Additional Concepts and Connections

  • Hydrogen line spectra: Excited atoms emit only certain sharply defined wavelengths (line spectra) rather than white light; this is a manifestation of quantized energy levels.
  • Neon tubes and fluorescent lights demonstrate atomic excitation and emission patterns.
  • Graphene and electron microscopy: Electron wavelengths are much smaller than visible light wavelengths, enabling imaging at the atomic scale; the 2010 Nobel Prize recognized advances with graphene, a 2D carbon material.
  • Standing waves as a physical analogy for electronic wavefunctions helps explain quantized energy levels and the distribution of electron density around a nucleus.

Key Equations and Quantities (Recap)

  • Photon energy (Planck–Einstein): E = h\nu = \frac{hc}{\lambda}
  • Planck’s constant: h = 6.626 \times 10^{-34}\ \text{J s}
  • Wavelength of a particle (de Broglie): \lambda = \frac{h}{mv}
  • Momentum: p = mv
  • Uncertainty principle: \Delta x\,\Delta p \ge \frac{\hbar}{2}, \quad \hbar = \frac{h}{2\pi}
  • Schrödinger’s equation: solutions are wavefunctions \Psi; probability density \Psi^2
  • Photon emission wavelengths and energy depend on the electronic structure; shorter wavelength implies higher energy per photon.

Quick Practice Summary (from the transcript)

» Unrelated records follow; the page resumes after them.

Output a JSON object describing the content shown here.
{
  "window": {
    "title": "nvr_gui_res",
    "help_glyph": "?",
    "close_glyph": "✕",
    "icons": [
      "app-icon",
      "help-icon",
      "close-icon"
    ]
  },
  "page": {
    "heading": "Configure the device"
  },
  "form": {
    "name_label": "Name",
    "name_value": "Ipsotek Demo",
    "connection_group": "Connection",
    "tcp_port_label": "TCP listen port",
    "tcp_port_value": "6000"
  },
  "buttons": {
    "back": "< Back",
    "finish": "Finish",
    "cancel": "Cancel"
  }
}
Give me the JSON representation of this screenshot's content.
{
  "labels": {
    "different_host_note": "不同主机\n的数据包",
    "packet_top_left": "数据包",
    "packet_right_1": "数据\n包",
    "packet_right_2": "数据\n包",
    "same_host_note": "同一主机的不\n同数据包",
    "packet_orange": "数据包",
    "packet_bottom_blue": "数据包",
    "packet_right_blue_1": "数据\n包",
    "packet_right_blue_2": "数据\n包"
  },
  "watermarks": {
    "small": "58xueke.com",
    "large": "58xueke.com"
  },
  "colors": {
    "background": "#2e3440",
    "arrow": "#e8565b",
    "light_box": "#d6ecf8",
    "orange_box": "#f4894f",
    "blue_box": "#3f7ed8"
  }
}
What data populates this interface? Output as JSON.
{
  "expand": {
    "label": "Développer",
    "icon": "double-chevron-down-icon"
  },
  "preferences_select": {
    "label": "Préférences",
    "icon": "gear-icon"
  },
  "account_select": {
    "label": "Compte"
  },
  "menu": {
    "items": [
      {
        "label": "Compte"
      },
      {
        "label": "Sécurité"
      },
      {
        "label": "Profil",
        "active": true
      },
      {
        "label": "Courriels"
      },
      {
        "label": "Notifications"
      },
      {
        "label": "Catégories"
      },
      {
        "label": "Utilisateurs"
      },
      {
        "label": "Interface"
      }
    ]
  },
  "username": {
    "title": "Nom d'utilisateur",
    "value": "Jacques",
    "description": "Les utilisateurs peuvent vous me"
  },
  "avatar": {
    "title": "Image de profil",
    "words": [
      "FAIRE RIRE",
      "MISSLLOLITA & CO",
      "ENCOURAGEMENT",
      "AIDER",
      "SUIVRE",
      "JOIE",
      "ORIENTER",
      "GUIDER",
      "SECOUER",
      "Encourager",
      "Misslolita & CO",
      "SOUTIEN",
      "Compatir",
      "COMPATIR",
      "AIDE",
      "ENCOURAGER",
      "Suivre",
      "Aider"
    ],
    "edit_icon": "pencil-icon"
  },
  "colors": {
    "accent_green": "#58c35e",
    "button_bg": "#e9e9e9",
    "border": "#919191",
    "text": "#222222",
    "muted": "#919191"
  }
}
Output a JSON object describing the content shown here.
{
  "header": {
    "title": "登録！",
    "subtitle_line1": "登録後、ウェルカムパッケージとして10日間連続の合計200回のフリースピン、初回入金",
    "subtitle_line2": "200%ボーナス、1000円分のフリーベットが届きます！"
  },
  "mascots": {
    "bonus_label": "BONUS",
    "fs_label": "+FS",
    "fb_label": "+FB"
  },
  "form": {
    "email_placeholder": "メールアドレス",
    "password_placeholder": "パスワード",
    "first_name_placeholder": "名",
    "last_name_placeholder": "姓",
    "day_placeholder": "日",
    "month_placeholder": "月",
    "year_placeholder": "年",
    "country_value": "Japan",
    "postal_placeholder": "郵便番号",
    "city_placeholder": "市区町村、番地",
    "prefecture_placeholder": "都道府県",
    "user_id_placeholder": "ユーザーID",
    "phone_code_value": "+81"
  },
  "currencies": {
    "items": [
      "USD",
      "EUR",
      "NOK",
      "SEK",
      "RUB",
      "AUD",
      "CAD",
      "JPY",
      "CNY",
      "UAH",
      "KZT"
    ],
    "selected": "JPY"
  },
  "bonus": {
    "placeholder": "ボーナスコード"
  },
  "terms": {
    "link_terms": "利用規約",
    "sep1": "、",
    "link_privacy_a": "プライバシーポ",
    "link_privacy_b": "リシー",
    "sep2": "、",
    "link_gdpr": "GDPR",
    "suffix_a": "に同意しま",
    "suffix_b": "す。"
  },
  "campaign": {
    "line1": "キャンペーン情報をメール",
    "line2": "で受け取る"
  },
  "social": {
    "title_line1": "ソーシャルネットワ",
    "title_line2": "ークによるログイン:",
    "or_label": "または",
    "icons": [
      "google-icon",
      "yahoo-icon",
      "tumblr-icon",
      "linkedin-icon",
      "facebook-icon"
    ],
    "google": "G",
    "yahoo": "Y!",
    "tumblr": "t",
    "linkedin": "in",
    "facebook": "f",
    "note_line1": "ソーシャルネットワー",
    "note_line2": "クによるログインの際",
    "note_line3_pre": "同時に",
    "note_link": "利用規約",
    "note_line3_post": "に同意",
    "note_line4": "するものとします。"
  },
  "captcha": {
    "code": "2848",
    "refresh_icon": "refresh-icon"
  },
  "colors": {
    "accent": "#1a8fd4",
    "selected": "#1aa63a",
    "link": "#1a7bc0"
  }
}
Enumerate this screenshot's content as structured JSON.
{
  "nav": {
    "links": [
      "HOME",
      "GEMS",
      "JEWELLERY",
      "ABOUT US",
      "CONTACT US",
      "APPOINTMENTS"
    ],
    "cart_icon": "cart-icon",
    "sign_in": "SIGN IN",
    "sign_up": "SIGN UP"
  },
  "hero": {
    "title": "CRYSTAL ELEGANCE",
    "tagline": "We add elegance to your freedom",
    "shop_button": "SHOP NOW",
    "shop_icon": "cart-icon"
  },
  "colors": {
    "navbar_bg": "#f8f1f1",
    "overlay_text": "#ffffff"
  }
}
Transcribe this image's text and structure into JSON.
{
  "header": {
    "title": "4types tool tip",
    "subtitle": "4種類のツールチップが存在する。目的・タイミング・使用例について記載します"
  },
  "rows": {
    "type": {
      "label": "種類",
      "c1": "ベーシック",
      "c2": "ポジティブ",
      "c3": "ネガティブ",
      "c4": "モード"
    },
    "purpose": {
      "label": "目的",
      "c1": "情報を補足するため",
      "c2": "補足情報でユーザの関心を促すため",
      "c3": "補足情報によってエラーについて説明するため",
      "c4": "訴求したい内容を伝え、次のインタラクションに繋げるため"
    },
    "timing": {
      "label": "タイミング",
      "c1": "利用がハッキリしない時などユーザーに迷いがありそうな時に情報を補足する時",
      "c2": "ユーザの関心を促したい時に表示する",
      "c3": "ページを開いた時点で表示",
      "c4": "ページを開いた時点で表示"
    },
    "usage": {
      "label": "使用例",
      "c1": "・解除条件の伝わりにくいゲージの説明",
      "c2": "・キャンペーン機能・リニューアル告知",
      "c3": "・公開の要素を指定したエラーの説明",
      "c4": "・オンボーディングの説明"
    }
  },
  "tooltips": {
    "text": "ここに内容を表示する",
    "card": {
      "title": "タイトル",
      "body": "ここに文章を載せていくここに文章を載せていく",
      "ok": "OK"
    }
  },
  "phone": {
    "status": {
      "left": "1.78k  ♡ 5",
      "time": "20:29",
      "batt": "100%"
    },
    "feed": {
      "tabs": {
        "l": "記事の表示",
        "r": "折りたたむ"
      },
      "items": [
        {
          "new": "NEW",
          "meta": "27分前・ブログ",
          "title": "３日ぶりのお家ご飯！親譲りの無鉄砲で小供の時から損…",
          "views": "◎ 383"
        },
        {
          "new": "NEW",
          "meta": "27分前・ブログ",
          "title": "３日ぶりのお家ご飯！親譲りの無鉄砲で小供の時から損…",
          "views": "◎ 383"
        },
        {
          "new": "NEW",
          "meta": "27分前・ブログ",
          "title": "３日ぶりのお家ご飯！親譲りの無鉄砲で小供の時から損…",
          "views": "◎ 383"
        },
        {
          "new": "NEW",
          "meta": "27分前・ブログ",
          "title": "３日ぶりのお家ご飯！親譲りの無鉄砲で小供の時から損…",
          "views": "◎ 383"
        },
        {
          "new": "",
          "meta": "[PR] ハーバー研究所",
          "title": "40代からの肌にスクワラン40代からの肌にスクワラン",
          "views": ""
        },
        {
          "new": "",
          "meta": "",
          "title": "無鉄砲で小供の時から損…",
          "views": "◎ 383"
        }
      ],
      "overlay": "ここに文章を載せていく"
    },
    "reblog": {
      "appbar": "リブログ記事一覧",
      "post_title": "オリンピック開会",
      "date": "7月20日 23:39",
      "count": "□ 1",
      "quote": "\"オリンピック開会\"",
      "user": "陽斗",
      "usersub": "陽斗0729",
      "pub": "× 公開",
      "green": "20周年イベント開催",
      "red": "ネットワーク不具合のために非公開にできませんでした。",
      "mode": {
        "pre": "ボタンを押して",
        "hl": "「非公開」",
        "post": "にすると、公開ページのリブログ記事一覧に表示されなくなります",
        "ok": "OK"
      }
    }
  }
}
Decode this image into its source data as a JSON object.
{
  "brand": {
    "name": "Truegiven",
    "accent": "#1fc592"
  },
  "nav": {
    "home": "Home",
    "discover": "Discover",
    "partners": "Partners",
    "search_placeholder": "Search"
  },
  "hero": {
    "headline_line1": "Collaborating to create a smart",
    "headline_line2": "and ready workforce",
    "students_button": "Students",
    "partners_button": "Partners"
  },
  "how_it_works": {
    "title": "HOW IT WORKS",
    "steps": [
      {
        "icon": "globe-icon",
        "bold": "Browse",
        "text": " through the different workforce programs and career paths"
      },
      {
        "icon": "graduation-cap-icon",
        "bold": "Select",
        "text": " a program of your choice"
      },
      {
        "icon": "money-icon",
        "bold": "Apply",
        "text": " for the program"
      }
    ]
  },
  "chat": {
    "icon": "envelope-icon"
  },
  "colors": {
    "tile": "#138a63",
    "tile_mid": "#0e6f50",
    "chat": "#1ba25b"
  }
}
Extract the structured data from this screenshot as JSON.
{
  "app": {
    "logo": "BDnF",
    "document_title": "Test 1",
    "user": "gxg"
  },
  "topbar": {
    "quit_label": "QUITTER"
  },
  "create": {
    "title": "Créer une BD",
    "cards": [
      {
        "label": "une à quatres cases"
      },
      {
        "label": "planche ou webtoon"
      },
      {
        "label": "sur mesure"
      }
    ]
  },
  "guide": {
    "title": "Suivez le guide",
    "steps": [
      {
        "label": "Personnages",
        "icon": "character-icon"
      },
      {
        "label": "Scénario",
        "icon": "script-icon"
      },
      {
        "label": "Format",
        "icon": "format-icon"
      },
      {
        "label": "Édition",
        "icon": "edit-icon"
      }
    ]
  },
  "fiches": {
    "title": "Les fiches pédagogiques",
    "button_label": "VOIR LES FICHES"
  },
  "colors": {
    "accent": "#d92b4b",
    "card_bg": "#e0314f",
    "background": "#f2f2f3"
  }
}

  • Protons in Ca^{2+}: 20 (atomic number Z of Ca) – unchanged by ionization.
  • Electrons in Ca^{2+}: 18 (20 − 2 for the 2+ charge).
  • True statement: Ca^{2+} is a cation.
  • Shorter emission wavelength (e.g., 422 nm) corresponds to higher photon energy than a longer wavelength (e.g., 565 nm).
  • The electronic structure of atoms is quantized; atoms emit specific wavelengths (line spectra).
  • Photoelectric threshold energy calculations illustrate Ephoton = hν, with Ephoton ≈ 2.60 eV for ν = 6.3 × 10^{14} s^{-1}, and φ = Ephoton − KEe = 2.60 − 0.20 = 2.40 eV.
  • De Broglie wavelength demonstrates wave-like behavior of matter with λ = h/(mv); macroscopic objects have negligible λ due to large mv.
  • Graphene as an example of a two-dimensional material where electron behavior can be probed with electron microscopy, thanks to small electron wavelengths.
  • Standing waves and nodes illustrate how energy and wavelength patterns underlie quantized energy levels.
  • Orbitals are probabilistic regions defined by wavefunctions; they are not the same as classical orbits.
  • Uncertainty principle and Schrödinger’s equation form the foundation of the quantum mechanical description of electrons in atoms.

Connections to Foundations and Real-World Relevance

  • Wave-particle duality underpins both classical optical phenomena and modern electronics (semiconductors, lasers).
  • Quantization explains why atoms emit light at discrete wavelengths, enabling spectroscopy as a tool for chemical identification.
  • Quantum mechanics explains the stability of atoms, chemical bonding, and the behavior of electrons in atoms, molecules, and condensed matter systems.
  • Understanding the difference between orbitals and orbits is essential for interpreting chemical bonding, molecular geometry, and spectroscopy.